Es schreitet mühsam mit Beschwerde, der Urmensch auf der alten Erde,

barfuss und auf leisen Sohlen. Er blickt sich um, und zwar verstohlen,

ob hinter ihm kein Raubtier schleicht, bis er seinen Bau erreicht,

in den sich auch ein zäher Mann zur Sicherheit verkriechen kann.

Sein Bau besteht aus einer Grotte.
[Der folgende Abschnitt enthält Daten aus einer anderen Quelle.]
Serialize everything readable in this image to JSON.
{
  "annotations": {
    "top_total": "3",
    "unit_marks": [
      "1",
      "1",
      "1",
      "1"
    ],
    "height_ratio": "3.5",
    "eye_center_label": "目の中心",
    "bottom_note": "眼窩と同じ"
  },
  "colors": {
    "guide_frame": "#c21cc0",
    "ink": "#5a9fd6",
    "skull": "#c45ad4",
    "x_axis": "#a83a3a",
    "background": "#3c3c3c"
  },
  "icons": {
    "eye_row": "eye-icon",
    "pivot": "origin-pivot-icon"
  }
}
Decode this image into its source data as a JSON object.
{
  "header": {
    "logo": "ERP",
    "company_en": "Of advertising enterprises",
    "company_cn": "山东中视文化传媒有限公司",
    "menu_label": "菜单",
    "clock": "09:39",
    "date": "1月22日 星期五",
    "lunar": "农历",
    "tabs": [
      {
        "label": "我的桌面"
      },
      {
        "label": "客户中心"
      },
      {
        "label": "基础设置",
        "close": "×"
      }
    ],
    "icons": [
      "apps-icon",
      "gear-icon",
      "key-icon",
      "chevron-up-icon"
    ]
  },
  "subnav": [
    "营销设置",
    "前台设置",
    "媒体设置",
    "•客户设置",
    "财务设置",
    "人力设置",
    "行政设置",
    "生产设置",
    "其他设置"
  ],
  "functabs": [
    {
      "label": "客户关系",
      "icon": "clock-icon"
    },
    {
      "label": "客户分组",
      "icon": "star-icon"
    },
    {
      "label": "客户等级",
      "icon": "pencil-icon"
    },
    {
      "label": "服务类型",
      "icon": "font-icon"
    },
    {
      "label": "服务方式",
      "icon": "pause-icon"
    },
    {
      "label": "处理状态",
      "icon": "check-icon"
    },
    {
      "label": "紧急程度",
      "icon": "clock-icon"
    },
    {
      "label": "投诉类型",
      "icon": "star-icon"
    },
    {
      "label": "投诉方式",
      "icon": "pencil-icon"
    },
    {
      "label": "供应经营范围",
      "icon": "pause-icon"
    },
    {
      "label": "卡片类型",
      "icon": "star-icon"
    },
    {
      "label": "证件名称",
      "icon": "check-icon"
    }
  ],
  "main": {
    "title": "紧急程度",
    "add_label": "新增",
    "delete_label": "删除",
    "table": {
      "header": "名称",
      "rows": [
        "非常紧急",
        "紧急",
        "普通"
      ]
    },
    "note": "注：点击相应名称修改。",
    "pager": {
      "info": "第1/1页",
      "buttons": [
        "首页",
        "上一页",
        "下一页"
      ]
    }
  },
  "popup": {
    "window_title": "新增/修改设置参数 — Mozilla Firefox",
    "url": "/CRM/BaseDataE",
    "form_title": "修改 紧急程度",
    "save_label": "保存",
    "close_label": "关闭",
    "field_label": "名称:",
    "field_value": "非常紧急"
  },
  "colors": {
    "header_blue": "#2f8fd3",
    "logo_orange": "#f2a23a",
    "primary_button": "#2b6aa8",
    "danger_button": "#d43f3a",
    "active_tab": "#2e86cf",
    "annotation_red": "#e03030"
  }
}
Dort lebt er sicher mit der Rotte,

die man später Sippe nennt, solang er nicht ums Leben rennt.

Die Erfahrung in der Krise, die er macht, das ist wohl diese,

dass ein Eigenheim sehr nützt, weil es durch die Wände schützt.

 

Sein Eigenheim ist sehr massiv, unterkellert reicht es tief

hinunter wo man sicher lebt und wo man nach der Ruhe strebt.

Den Notausgang, nach altem Brauch, gibt es in der Höhle auch,

falls es einmal brenzlig wird und sich ein Bär dahin verirrt.

Doch in der Höhle ist es dunkel, in dem nächtlichen Gemunkel,

in dem man dicht zusammen rückte und jedes mal die Daumen drückte.

Auch ist es hin und wieder kalt. Bald flackert in dem Felsenspalt

im Versuch das Lagerfeuer und das ist keinem Tier geheuer.

 

Der Urmensch, und so soll es sein, zieht sesshaft in die Höhle ein.

Das Feuer macht an dieser Stelle den Wohnraum standardmäßig helle

und wärmt zudem immer wieder die steifen und die kalten Glieder.

Das Feuer tut er kennen lernen, das tat er erst vom Brand entfernen

und nahm den Funken mit ins Heim. Er macht sich darauf seinen Reim,

weil er ständig mit Verdruss an dem Funken blasen muss.

Geht der Funken einmal aus, dann wird es kalt in seinem Haus.

Er will selber Feuer machen und probiert mit manchen Sachen.

 

Wie kann er selbst den Funken zünden? Plötzlich tut er laut verkünden,

dass er nur aus eigner Kraft den Funken mit dem Werkzeug schafft,

mit Feuerstein, mit Holz und Moos, mit Rinde legt er richtig los.

Er bläst und imitiert den Wind und das Feuer kommt geschwind.

Die Erfahrung die er macht hat ihm die Sicherheit gebracht,

die Wärme und Geborgenheit, und den Fortschritt in der Zeit.

Die Sippe tut das Futter garen, weil sie nun fortgeschritten waren.

Die Lebenserfahrung die lehrt, dass der Urmensch mehr begehrt.

 

Er erfindet scharfe Klingen die ihm aus dem Stein gelingen

und er tüftelt hinterher mittels Stock an einem Speer.

Auch macht er aus einem Keil einen Hammer und ein Beil.

Die Erfahrung in dem Leben hilft in dem bewussten Streben.